Cleage doesn't give Jenny quite the same depth as Alice, however, and on opening night Noelle Hardy seemed to be struggling with the tempo of her lines. But director Chuck Smith, who's shown an affinity for the lacerating wit of hyperarticulate black artists in two of Lydia Diamond's plays (The Gift Horse and Stick Fly), understands Cleage's sensibility and gives these performers plenty of room to breathe: I suspect the characters will get bigger and more resonant during the run.

The two actors in Late Bus to Mecca, first produced in 1992, are already firing on all cylinders. Directed by Thomas Jones, this piece is a delight from start to finish. Alana Arenas and Francis Wilkerson will be trading off the roles, but it's hard to imagine the switch given how beautifully each woman performed on opening night.

Arenas--a new Steppenwolf ensemble member--played ABW, an acronym for "A Black Woman." She has no other name, and she never speaks during the 40-minute play, set in 1970 in a Detroit bus station. But with her expressive face she delivers a reactive performance that's a masterpiece of carefully calibrated understatement. The talking role is Ava Gardner Johnson, a flashy hooker on the run from her pimp. He wanted her and a colleague to incorporate dogs into their bedroom act, and though Ava is generally an accommodating sort, she points out to ABW that "animals is different." Ava is leaving on the midnight bus to Georgia, hoping to pick up some big-spending clients at Muhammad Ali's comeback bout against Jerry Quarry. "You sell people what they want, you can always get what you want," she says.

As Ava, Wilkerson delivers rapid-fire proclamations on everything from her namesake (whom she insists was black passing for white) to her pimp: she gradually realizes he wasn't such a good dude. These unfold in a series of blackouts punctuated by projected titles featuring a comic Ava-ism from the next scene. It's highly reminiscent of David Mamet's The Duck Variations, about geezers on a park bench. But there's great tenderness in Ava. Though she seems like the sort of person who never shuts up long enough to notice anyone around her, she figures out a few things about ABW, eventually surmising that this disheveled, sullen woman is on the run from a mental hospital. "They just took all of it, didn't they?" she says. "Every last bit and then they turned you out."

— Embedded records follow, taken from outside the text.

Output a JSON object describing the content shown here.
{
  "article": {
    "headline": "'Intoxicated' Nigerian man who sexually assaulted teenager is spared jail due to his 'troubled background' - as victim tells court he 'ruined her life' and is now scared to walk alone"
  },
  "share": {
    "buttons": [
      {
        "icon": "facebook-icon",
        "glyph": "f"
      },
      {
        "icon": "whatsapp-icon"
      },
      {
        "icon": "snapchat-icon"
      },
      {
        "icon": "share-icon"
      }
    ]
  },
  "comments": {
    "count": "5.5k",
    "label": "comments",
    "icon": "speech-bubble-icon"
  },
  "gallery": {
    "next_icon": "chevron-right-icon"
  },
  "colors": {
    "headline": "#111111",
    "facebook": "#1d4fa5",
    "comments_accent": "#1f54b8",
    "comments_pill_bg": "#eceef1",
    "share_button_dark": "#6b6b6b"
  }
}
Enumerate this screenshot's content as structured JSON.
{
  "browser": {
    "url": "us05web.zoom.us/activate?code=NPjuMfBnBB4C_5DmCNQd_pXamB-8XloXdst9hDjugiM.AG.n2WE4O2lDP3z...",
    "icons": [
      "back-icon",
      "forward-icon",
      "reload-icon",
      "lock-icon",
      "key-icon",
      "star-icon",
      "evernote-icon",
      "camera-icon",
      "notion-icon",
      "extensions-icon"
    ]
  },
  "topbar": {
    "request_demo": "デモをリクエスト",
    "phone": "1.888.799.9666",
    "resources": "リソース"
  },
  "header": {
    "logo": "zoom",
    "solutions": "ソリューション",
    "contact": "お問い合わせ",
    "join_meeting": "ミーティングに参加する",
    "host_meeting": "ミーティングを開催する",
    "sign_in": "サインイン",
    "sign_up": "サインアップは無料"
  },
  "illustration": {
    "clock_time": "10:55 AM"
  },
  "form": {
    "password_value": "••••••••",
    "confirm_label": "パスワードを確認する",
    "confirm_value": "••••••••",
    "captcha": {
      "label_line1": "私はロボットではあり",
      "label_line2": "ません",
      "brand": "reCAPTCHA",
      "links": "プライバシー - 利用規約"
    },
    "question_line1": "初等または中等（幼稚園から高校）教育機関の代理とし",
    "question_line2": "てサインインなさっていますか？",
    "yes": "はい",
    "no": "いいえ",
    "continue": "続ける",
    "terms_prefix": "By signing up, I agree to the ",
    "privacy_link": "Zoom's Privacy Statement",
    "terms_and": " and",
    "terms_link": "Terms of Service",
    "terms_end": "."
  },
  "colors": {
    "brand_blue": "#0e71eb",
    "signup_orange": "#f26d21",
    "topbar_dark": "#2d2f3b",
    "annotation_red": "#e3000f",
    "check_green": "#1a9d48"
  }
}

Whether Ava is offering ABW a sandwich or trying to give her an ersatz makeover, Wilkerson is maternal in ways that neither woman in Hospice even approaches. Ava simply refuses to take no for an answer: she's going to save ABW, and the other woman has no choice but to go along for the ride. When she and ABW finally head out together for Georgia--a "mecca" as Ava sees it--it's a moment of uncloying sweetness, cleansing the excoriating bitterness of Hospice. Separately these shows are slight gems, but together each makes the other shine more brightly.